III.               Décision contestée

[6]               Dans la décision, l’agent a examiné la situation du pays en Macédoine, la situation financière de madame Tosunovska si elle devait retourner dans ce pays, l’intérêt supérieur de ses petits-enfants, son niveau d’établissement au Canada, et les difficultés émotionnelles qu’elle vivrait si elle était séparée des membres de sa famille au Canada.

[7]               L’agent a jugé que l’intérêt supérieur des enfants plaidait en faveur du fait que madame Tosunovska soit autorisée à demeurer au Canada, mais que les enfants ne seraient pas touchés par son départ dans une mesure justifiant des considérations d’ordre humanitaire lorsque l’on considère tous les autres facteurs. L’agent a également tenu compte de l’implication de madame Tosunovska dans sa communauté au Canada et a considéré de manière positive ses liens familiaux au Canada. Cependant, tout en soulignant qu’elle puisse avoir des liens plus étroits avec le Canada que la Macédoine, du fait que sa famille avait immigré au Canada au fil des ans, l’agent a constaté qu’il n’avait pas été démontré que la relation de madame Tosunovska avec sa famille au Canada en constituait une d’interdépendance au point de lui accorder beaucoup de poids. L’agent a conclu que le poids accordé à ce facteur était diminué du fait que madame Tosunovska pourrait maintenir cette relation même si elle devait retourner en Macédoine, par exemple, en communiquant par la poste ou par téléphone, en faisant des visites au Canada, ou en se prévalant d’autres programmes d’immigration, et qu’il n’était pas inconcevable qu’elle puisse renforcer les liens avec sa famille en Macédoine. L’agent a considéré que son établissement et ses liens familiaux ne représentaient qu’une importance modérée.

[8]               L’agent a décrit madame Tosunovska comme une femme mature, capable d’adaptation, relativement indépendante et menant une vie sociale active, et qui avait vécu la plus grande partie de sa vie en Macédoine. Tout en reconnaissant qu’elle puisse faire face à une période d’adaptation et à certaines difficultés dans sa réinstallation en Macédoine, et exprimant de la sympathie à l’égard de certains aspects de sa demande, l’agent a souligné que le processus de demande pour considérations d’ordre humanitaire n’est pas destiné à éliminer toutes les difficultés. Le processus est plutôt conçu pour procurer une aide fondée sur une évaluation globale des considérations d’ordre humanitaire, si ces considérations justifient une exemption. L’agent a conclu que l’octroi de l’exemption demandée n’est pas justifié par des considérations dans la présente affaire.
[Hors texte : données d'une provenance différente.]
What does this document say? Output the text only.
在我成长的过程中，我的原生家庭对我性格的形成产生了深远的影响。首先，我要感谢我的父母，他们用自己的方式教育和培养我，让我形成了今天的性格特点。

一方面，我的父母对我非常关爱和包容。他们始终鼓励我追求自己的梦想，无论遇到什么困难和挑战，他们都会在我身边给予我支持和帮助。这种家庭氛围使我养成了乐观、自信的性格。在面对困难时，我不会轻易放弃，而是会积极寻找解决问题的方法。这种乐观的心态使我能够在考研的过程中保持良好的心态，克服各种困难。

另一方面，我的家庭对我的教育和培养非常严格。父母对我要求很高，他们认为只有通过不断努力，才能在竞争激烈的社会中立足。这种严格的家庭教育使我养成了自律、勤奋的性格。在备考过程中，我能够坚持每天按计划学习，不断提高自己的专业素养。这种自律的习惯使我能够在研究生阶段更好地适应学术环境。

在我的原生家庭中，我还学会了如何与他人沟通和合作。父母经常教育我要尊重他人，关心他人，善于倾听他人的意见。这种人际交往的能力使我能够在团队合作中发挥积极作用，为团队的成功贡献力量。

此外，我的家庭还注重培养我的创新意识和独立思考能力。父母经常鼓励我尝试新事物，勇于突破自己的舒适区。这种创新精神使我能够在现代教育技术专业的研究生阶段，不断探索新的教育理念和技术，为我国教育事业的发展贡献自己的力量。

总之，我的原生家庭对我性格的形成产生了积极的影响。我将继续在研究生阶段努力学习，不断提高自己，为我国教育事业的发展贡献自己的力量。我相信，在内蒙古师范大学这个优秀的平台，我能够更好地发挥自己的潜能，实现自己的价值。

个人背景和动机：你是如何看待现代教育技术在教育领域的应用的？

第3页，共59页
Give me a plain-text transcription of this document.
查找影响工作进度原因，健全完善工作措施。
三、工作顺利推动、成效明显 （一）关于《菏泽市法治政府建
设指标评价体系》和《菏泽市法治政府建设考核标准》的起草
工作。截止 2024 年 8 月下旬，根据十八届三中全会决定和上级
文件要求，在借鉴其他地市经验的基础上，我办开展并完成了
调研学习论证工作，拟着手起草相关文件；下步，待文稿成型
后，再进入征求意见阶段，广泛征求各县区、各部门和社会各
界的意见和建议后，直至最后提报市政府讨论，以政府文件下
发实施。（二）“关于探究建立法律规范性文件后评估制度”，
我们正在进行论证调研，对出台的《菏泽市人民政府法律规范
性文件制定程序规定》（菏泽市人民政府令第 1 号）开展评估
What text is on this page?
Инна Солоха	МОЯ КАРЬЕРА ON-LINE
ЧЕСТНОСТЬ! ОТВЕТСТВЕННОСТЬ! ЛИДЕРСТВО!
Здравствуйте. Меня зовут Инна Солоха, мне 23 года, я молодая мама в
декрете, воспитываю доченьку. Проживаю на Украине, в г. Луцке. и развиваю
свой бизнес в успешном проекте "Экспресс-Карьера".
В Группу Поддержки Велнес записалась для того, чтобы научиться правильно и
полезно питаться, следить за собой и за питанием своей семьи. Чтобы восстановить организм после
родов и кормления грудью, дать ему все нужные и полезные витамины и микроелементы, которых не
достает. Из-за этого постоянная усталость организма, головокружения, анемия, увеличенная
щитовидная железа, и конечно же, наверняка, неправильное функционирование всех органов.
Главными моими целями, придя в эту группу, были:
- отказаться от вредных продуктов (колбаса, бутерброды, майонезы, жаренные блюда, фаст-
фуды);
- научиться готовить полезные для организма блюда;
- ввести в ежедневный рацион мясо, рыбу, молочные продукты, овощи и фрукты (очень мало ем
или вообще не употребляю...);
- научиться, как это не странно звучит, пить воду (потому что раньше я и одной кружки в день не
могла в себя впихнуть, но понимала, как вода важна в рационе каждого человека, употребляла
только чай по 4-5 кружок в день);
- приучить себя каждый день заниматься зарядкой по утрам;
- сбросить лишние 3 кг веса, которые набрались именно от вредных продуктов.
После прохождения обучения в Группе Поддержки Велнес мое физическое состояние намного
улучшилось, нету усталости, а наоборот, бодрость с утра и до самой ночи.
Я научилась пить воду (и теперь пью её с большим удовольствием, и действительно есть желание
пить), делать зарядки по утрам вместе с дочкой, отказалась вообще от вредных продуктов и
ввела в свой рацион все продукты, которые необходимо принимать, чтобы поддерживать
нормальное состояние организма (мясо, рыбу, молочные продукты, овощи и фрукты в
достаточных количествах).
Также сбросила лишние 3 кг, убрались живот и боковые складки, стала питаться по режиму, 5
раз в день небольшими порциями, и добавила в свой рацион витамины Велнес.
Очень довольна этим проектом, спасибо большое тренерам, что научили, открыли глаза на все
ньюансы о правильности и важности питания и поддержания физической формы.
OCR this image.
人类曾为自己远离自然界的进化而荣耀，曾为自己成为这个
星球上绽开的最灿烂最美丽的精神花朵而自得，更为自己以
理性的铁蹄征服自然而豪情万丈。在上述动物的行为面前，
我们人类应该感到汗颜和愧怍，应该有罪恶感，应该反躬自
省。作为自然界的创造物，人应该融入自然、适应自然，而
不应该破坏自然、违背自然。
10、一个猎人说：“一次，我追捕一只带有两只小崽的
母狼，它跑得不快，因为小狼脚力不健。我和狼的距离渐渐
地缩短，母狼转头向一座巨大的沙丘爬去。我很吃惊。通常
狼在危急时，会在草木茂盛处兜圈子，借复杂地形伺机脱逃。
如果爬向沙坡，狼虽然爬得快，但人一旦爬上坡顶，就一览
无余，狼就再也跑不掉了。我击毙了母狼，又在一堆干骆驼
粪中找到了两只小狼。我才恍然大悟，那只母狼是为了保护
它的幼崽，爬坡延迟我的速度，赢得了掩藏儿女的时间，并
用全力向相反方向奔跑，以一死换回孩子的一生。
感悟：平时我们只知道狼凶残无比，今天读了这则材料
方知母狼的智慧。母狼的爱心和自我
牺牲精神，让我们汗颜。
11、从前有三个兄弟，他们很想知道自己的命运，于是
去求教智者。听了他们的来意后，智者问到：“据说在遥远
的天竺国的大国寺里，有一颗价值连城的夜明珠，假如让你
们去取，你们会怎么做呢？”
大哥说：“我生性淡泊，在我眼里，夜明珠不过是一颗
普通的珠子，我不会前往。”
IV.              Questions en litige et norme de contrôle

[9]               La demanderesse soumet à la considération de la Cour les questions suivantes :

A.     L’agent a-t-il mal évalué l’intérêt supérieur des enfants d’âge mineur?

B.     L’agent a-t-il mal évalué l’établissement de la demanderesse au Canada?

C.     La décision est-elle par ailleurs déraisonnable?

[10]           Les parties conviennent, et je suis du même avis, que la norme de contrôle applicable en l’espèce est celle de la décision raisonnable.

V.                 Analyse

A.                 L’agent a-t-il mal évalué l’intérêt supérieur des enfants d’âge mineur?

[11]           Madame Tosunovska soutient que l’agent a commis une erreur en interprétant de manière erronée son rôle auprès de ses petits-enfants avant tout comme celui d’une bonne et d’une gardienne d’enfants. Elle fait valoir que l’agent n’a pas tenu compte de la preuve apportée par plusieurs membres de la famille, expliquant que, outre les travaux domestiques et la garde des enfants, elle apportait un soutien émotionnel aux enfants. À l’audience de la présente demande, l’avocat de la demanderesse l’a décrite comme la principale responsable des enfants, ou du moins l’une des principales personnes s’occupant d’eux, soulignant que les parents de ces enfants travaillent tous les deux à temps plein.

[12]           Je ne suis pas d’accord avec l’argument voulant que la décision témoigne d’une erreur de cette nature. Tout en notant la contribution de madame Tosunovska aux tâches domestiques et au soin des enfants, l’agent a également tenu compte de ses liens affectifs avec ses petits-enfants, sa participation à leur éducation, et son implication dans la transmission de leur culture et de leur patrimoine. Malgré cela, l’agent a déterminé que la preuve était insuffisante pour conclure que le bien-être physique ou émotionnel des enfants serait compromis si l’on renvoyait madame Tosunovska en Macédoine.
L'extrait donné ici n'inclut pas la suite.